In the backdrop, too much so, the climate crisis sizzles along. 2026 setting up to be hottest year on record after a series of record or near record years. Winter Arctic icepack at the lowest extent before melt season. An El Nino some scientists fear may be the hottest in history, disrupting weather patterns around the world. Shutdown of the North Atlantic circulation seen as increasingly probable, spelling climate chaos around the world. And climate is only one element of an overall global ecological crisis in which multiple planetary boundaries are being breached, making the planet less habitable overall for humanity and all forms of life.
Piling on top of that is the rise of AI and the surveillance state led by Bond-villain-level techlords running corporations such as Palantir. We question who will have a job in a few years, even as wealth increasingly flows to the very top, leaving most behind. Just affording the basics of life is becoming difficult, verging on impossible, for growing numbers.
These are only the highlights of a world seemingly headed for apocalyptic outcomes. Yet if each individual crisis is wrapped in what appears to be irresolvable complexity, there is a common element in all of this. The global political crisis, the ecological crisis, the social-economic crisis, have a singular root – failure to recognize the common good and pursue it as the top priority. Nations, political and economic institutions, and powerful individuals pursue their own interests in a predatory manner, with little regard for the greater whole.
So the ecological commons is polluted and torn up. The atmosphere is made a dump for the spew of industrial civilization. The survival interests nations have in cooperation and peace are ignored in favor of foolish competitions led by national security elites, even as Skynet-like robotic weapons emerge. Corporations and oligarchs pursue their own profit and wealth no matter what the cost to society, while more people are kicked off the bus and to the streets.
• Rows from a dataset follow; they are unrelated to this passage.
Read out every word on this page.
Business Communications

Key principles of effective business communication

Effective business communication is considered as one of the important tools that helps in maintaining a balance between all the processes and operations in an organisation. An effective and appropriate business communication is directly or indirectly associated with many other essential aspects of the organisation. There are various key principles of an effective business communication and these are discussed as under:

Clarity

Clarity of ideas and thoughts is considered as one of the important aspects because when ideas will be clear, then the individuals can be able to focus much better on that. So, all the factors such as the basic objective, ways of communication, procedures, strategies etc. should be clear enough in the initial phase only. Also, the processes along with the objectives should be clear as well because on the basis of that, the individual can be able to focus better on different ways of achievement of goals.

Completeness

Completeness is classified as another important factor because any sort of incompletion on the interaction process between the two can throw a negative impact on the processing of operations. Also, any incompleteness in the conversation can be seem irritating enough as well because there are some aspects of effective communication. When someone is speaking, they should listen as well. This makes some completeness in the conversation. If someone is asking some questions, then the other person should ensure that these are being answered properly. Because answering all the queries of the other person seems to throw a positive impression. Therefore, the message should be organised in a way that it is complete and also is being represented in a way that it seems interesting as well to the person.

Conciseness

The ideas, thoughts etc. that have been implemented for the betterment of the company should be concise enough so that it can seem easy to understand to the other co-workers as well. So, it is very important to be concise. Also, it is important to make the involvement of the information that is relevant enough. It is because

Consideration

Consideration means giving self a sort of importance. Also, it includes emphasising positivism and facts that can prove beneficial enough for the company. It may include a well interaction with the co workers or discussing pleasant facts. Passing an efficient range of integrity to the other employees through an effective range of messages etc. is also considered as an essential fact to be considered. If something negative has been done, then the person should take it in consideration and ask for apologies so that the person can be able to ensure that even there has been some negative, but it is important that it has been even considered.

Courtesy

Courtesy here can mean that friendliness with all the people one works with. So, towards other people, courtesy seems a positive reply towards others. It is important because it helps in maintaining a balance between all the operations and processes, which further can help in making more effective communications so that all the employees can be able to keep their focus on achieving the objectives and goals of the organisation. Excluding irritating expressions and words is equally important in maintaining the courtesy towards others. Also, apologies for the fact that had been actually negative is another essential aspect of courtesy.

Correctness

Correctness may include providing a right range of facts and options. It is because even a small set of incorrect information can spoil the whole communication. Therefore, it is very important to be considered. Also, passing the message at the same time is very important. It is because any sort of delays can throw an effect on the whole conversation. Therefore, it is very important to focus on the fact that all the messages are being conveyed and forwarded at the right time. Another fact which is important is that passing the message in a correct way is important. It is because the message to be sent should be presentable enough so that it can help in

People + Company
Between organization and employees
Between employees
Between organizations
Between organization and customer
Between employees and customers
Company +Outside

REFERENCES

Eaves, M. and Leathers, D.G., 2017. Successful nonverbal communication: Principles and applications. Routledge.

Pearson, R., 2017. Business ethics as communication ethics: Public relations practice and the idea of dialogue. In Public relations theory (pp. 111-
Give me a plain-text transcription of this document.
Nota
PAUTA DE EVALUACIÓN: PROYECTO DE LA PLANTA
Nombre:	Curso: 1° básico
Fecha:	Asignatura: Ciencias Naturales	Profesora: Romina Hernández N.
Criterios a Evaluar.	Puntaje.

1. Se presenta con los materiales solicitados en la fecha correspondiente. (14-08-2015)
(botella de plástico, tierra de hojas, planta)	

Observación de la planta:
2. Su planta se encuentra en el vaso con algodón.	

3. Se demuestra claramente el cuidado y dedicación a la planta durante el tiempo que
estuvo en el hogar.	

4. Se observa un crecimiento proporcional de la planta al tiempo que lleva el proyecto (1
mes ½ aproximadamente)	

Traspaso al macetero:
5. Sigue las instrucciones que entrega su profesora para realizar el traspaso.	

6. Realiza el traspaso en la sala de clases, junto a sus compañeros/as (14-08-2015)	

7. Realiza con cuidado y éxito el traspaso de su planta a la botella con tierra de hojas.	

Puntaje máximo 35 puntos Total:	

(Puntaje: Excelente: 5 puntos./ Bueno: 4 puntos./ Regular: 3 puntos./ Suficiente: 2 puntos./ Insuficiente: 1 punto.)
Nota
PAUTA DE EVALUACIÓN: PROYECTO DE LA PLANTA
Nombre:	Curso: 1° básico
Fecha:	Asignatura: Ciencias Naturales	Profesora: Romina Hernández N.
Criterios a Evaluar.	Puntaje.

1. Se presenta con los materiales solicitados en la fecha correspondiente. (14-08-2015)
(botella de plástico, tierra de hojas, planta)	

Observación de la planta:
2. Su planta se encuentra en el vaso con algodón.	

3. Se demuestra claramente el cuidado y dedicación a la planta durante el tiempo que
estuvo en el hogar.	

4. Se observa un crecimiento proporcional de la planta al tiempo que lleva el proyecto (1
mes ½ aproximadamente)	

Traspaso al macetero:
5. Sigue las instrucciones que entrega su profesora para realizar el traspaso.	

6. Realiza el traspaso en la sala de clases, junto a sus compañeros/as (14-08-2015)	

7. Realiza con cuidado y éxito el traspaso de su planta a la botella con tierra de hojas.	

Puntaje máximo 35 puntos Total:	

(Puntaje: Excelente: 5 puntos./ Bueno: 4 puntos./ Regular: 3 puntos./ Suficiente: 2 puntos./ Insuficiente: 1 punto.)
This points the way toward the common solution for our converging crises. We must re-focus the common good. We must re-create the commons in our economies, societies and political institutions, and seek the social and political levels at which the common good can most feasibly be realized. In a paradoxical way, this might mean dissolving larger structures that pose impediments to the process. That plays into the larger political questions facing the U.S. and the world.
Toward a Declaration of Interdependence
In my most recent post, I called for a Declaration of Moral Independence from Empire. To say we can no longer affiliate with the increasingly visible evils of empire, with its corruptions, exploitations, wars and genocides. In this is a recognition that the global structure of empire extending its tentacles in all corners of the world acts as an obstacle to the common good. In fact, because empire concentrates power in the hands of the relative few at the expense of the many, it is really the opposite of the common good.
Increasingly, confronted with the lock powerful interests have on the federal government of the U.S., and the deep corruption that possesses federal institutions, people are asking if we might better pursue the common good in different political forms. The new Supreme Court decision gutting the Voting Rights Act and opening the way to Jim Crow congressional redistricting only adds to this sense. Ideas of independence for states such as California, historic regions such as New England, and bioregions such as Cascadia are discussed with a seriousness that was not conceivable a few years back. A nation that could elect Donald Trump twice does not, in the eyes of many, seem to have a united future. Trump has unleashed centrifugal tendencies on the left. If the Democrats sweep back to power, similar tendencies will surge on the right, led by states such as Texas where ideas of secession are strong.
The question through which all efforts must be filtered is interdependence. This is the very root of the common good, a recognition we all need each other. We live in a world of interconnected systems. When they are disrupted, people suffer and die, as we are learning with the Hormuz crisis. I fear most of us have no comprehension of the global food crisis that loss of fertilizer will cause, even as El Nino is disrupting harvests.
We should study the Soviet collapse, how the implosion of its systems led to sharply diminished life expectancy, mass unemployment, and the rise of criminal gangs and oligarchs. If the U.S. broke up in conflict, the results could be at least equally catastrophic. In the U.S., we rely on supply chains that span the continent and the world. Re-localization is a worthy goal and should be pursued, but not as an emergency response.
That is why I have proposed a Declaration of Moral Independence from Empire as a step which potentially preserves our commonalities while setting a path to a different political order. While declaring independence, we must also recognize our interdependence. We must see what draws us together, the common good we must jointly pursue.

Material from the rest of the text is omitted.